In diesem Kontext sind ebenso die Versorgung von Patienten mit Parafunktionen sowie das aktuell viel diskutierte klinische Problem des Chippings bei vollkeramischen Systemen zu thematisieren, insbesondere auch in Verbindung mit implantatgetragenem Zahnersatz. Beide Problemfelder erfordern eine größtmögliche Kontrolle der okklusal auf die inkorporierte Rekonstruktion einwirkenden Kräfte. Unzulänglichkeiten bei der Rekonstruktion der Okklusionen könnten bei unerwünschten Schadensfällen eine wesentliche Rolle spielen.
Wann ist eine Registrierung gerechtfertigt?
Sobald für eine Rekonstruktion individuelle Daten fehlen, ist eine Registrierung gerechtfertigt.
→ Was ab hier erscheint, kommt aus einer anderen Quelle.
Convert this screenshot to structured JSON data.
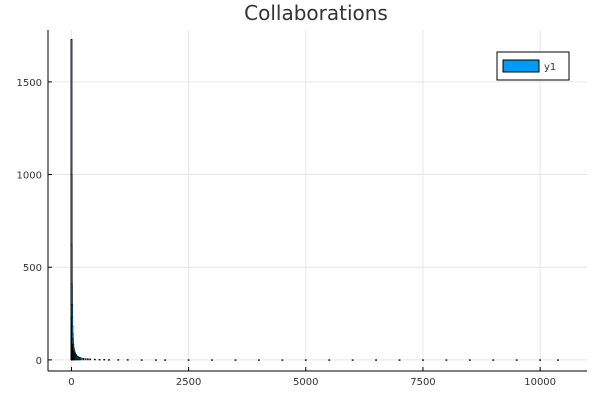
{
  "chart_data": {
    "type": "bar",
    "title": "Collaborations",
    "xlabel": "",
    "ylabel": "",
    "xlim": [
      -500,
      11000
    ],
    "ylim": [
      -60,
      1780
    ],
    "xticks": [
      0,
      2500,
      5000,
      7500,
      10000
    ],
    "xtick_labels": [
      "0",
      "2500",
      "5000",
      "7500",
      "10000"
    ],
    "yticks": [
      0,
      500,
      1000,
      1500
    ],
    "ytick_labels": [
      "0",
      "500",
      "1000",
      "1500"
    ],
    "grid": true,
    "legend_position": "top-right",
    "series": [
      {
        "name": "y1",
        "color": "#009af9",
        "x": [
          1,
          3,
          5,
          8,
          12,
          16,
          20,
          25,
          30,
          40,
          50,
          60,
          70,
          80,
          90,
          100,
          120,
          140,
          160,
          180,
          200,
          250,
          300,
          350,
          400,
          500,
          600,
          700,
          800,
          1000,
          1200,
          1500,
          1800,
          2000,
          2500,
          3000,
          3500,
          4000,
          4500,
          5000,
          5500,
          6000,
          6500,
          7000,
          7500,
          8000,
          8500,
          9000,
          9500,
          10000,
          10380
        ],
        "values": [
          1730,
          1000,
          620,
          410,
          300,
          230,
          180,
          140,
          115,
          85,
          65,
          52,
          42,
          35,
          30,
          26,
          21,
          18,
          15,
          13,
          11,
          9,
          7,
          6,
          5,
          4,
          3,
          3,
          2,
          2,
          2,
          1,
          1,
          1,
          1,
          1,
          1,
          1,
          1,
          1,
          1,
          1,
          1,
          1,
          1,
          1,
          1,
          1,
          1,
          1,
          1
        ]
      }
    ]
  }
}
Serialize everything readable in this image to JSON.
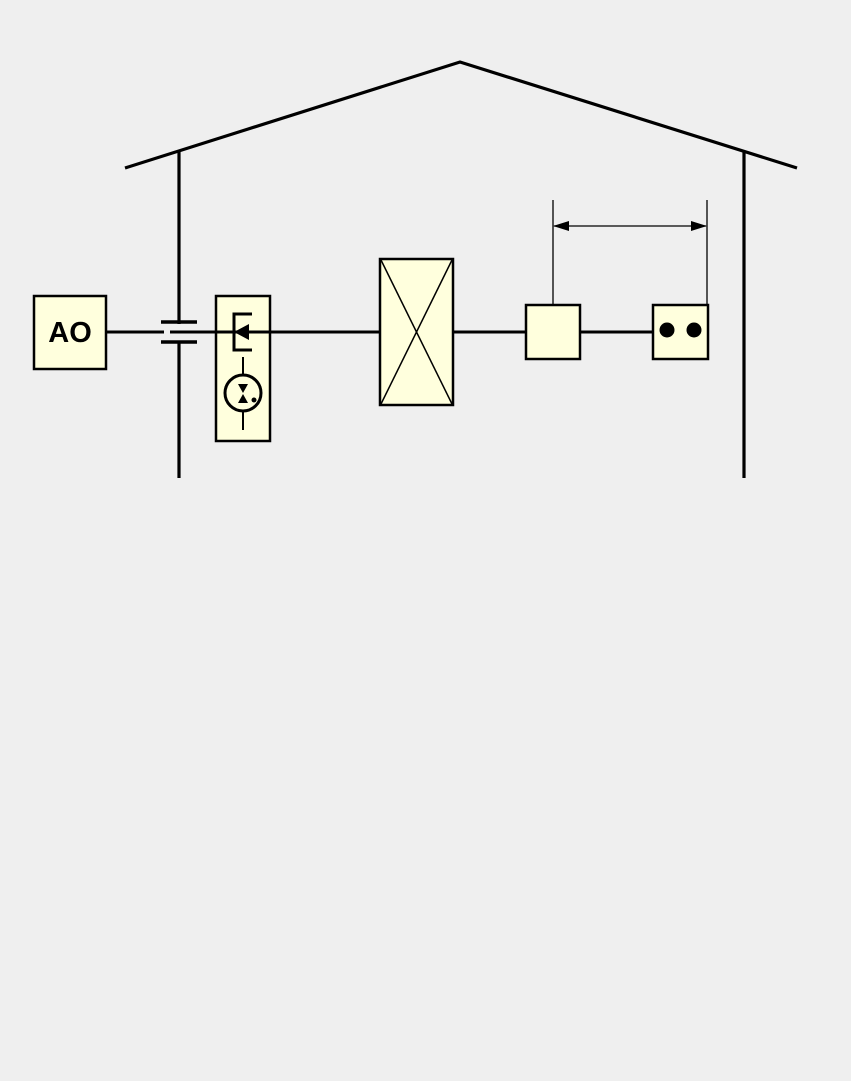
{
  "colors": {
    "background": "#efefef",
    "line": "#000000",
    "box_fill": "#ffffdd"
  },
  "diagram": {
    "ao_box": {
      "label": "AO"
    },
    "icons": [
      "house-outline",
      "capacitor-symbol",
      "transistor-symbol",
      "diode-circle-symbol",
      "crossed-box",
      "dimension-arrow",
      "double-dot-connector"
    ]
  }
}
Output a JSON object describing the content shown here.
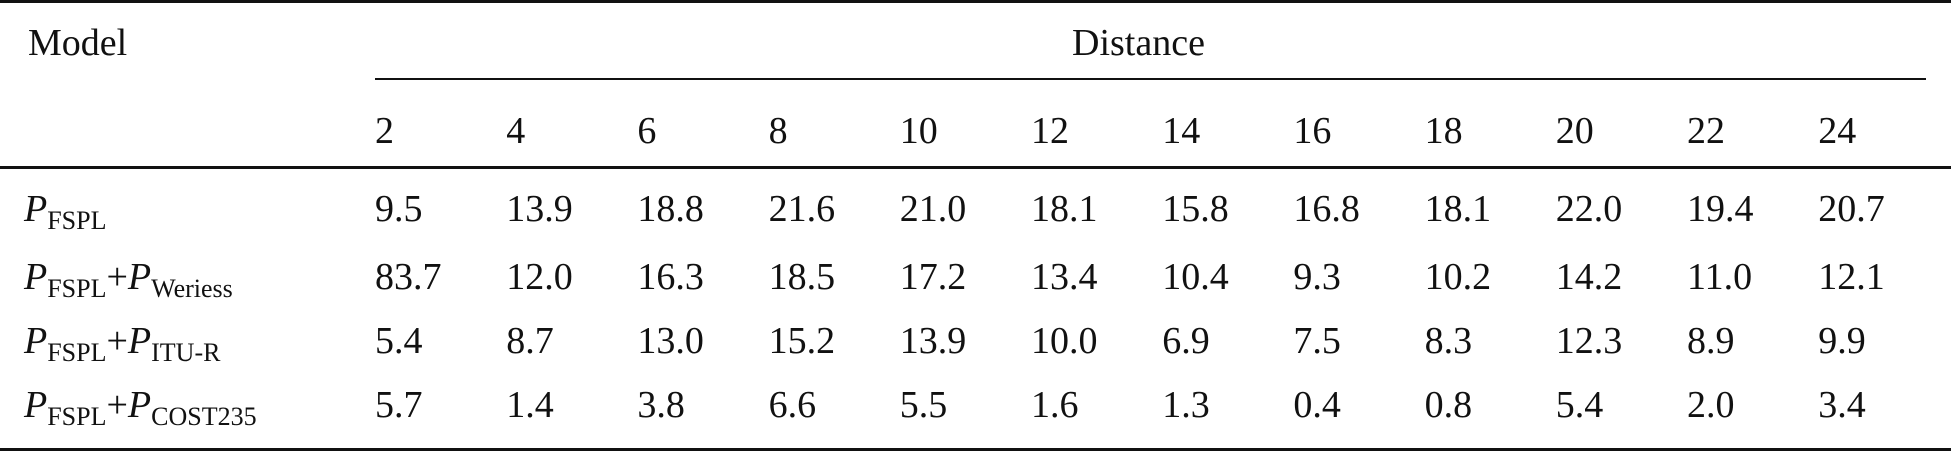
{
  "table": {
    "header": {
      "model": "Model",
      "group": "Distance",
      "distances": [
        2,
        4,
        6,
        8,
        10,
        12,
        14,
        16,
        18,
        20,
        22,
        24
      ]
    },
    "rows": [
      {
        "model": {
          "terms": [
            {
              "symbol": "P",
              "subscript": "FSPL"
            }
          ],
          "operator": "+"
        },
        "values": [
          "9.5",
          "13.9",
          "18.8",
          "21.6",
          "21.0",
          "18.1",
          "15.8",
          "16.8",
          "18.1",
          "22.0",
          "19.4",
          "20.7"
        ]
      },
      {
        "model": {
          "terms": [
            {
              "symbol": "P",
              "subscript": "FSPL"
            },
            {
              "symbol": "P",
              "subscript": "Weriess"
            }
          ],
          "operator": "+"
        },
        "values": [
          "83.7",
          "12.0",
          "16.3",
          "18.5",
          "17.2",
          "13.4",
          "10.4",
          "9.3",
          "10.2",
          "14.2",
          "11.0",
          "12.1"
        ]
      },
      {
        "model": {
          "terms": [
            {
              "symbol": "P",
              "subscript": "FSPL"
            },
            {
              "symbol": "P",
              "subscript": "ITU-R"
            }
          ],
          "operator": "+"
        },
        "values": [
          "5.4",
          "8.7",
          "13.0",
          "15.2",
          "13.9",
          "10.0",
          "6.9",
          "7.5",
          "8.3",
          "12.3",
          "8.9",
          "9.9"
        ]
      },
      {
        "model": {
          "terms": [
            {
              "symbol": "P",
              "subscript": "FSPL"
            },
            {
              "symbol": "P",
              "subscript": "COST235"
            }
          ],
          "operator": "+"
        },
        "values": [
          "5.7",
          "1.4",
          "3.8",
          "6.6",
          "5.5",
          "1.6",
          "1.3",
          "0.4",
          "0.8",
          "5.4",
          "2.0",
          "3.4"
        ]
      }
    ]
  }
}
Diese Entscheidung ist dabei nicht von der Art der Restauration (Einzelkrone oder komplexe Rekonstruktion) abhängig. Es ist ratsam, die erforderlichen Daten zu einem Zeitpunkt zu erheben, an dem die Informationen (z. B. die Frontzahnführungen) noch in der vorhandenen Okklusion zu finden sind und nicht etwa durch notwendige Zahnentfernungen beseitigt wurden. Der häufig vorgebrachte Einwand, in der geschlossenen Zahnreihe sei das okklusale Design durch die Nachbarzähne vorgegeben und daher eine Registrierung nicht gerechtfertigt, ist nicht plausibel, da kein aktueller Artikulator in der Lage ist, Funktionspfade der Arbeitsmodelle abzufahren.
Fazit
Auf der Basis der dargestellten Fakten ist die Registrierung individueller Parameter zur Programmierung von Artikulatoren eine unbedingt empfehlenswerte Maßnahme im Sinne einer modernen zahnmedizinischen Rehabilitationsmedizin.